The enduring challenge for any activist is both to dream of almost-unimaginable justice and to make the case to nonbelievers that your dreams are practical. The problem is particularly acute in animal-rights activism. Ending wild-animal suffering is laughably hard (our efforts at ending human suffering don’t exactly recommend us to the task); obviously, so is changing the landscape of factory farms, or Singer wouldn’t be reissuing his book. In 2014, the British sociologist Richard Twine suggested that the vegan isn’t unlike the feminist of yore, in that both come across as killjoys whose “resistance against routinized norms of commodification and violence” repels those who prefer the comforts of the status quo.
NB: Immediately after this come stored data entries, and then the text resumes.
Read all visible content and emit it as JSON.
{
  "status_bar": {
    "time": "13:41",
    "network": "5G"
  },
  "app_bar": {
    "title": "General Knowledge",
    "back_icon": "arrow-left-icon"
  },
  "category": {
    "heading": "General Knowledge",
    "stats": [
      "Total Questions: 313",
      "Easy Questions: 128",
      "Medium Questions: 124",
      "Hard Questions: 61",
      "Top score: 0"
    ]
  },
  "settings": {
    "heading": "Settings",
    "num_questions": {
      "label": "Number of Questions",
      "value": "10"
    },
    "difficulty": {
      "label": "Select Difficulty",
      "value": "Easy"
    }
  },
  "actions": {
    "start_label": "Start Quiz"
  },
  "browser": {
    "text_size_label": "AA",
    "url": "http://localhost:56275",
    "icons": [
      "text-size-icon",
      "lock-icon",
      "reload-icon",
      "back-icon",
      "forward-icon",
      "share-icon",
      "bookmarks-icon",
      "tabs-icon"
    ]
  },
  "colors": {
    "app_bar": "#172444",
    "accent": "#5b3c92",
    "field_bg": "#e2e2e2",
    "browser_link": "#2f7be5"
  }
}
Wayne Hsiung, the Direct Action Everywhere activist, was only recently released from jail, after being sentenced for duck and chicken rescues in California. On his blog, he wrote that one reason the prosecution succeeded was that, unlike in Utah, he and his colleagues were cast as “weird extremists.”
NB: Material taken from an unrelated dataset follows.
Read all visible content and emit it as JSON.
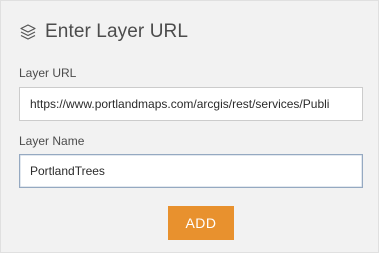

It’s easy to construct a straw-man vegan, one oblivious to his own stridency, privilege, or hypocrisy. Isn’t he driving deforestation with all his vegetables? (No, Singer replies, as the vast majority of soybeans are fed to farm animals.) Isn’t he ignoring food deserts or the price tag on vegan substitutes, which puts them out of the reach of poor families? (Nussbaum acknowledges that cost can be an issue, but argues that it only emphasizes the need for resourced people to eat as humanely as they can, given that the costs of a more ethical diet “will not come down until it is chosen by many.”) Anyone pointing out moral culpability will provoke, in both others and themselves, a certain defensiveness. Nussbaum spends a lot of time discussing her uneasiness with her choice to eat fish for nutritional reasons. (She argues that fish likely have no sense of the future, a claim that even she seems unsure about.) Singer is eager to intervene here, emphasizing that animal-rights activism should pursue the diminishment of suffering, not the achievement of sainthood. “We are more likely to persuade others to share our attitude if we temper our ideals with common sense than if we strive for the kind of purity that is more appropriate to a religious dietary law than to an ethical and political movement,” he writes. Veganism is a boycott, and, while boycotts are more effective the more you commit to them, what makes them truly effective is persuading others to join them.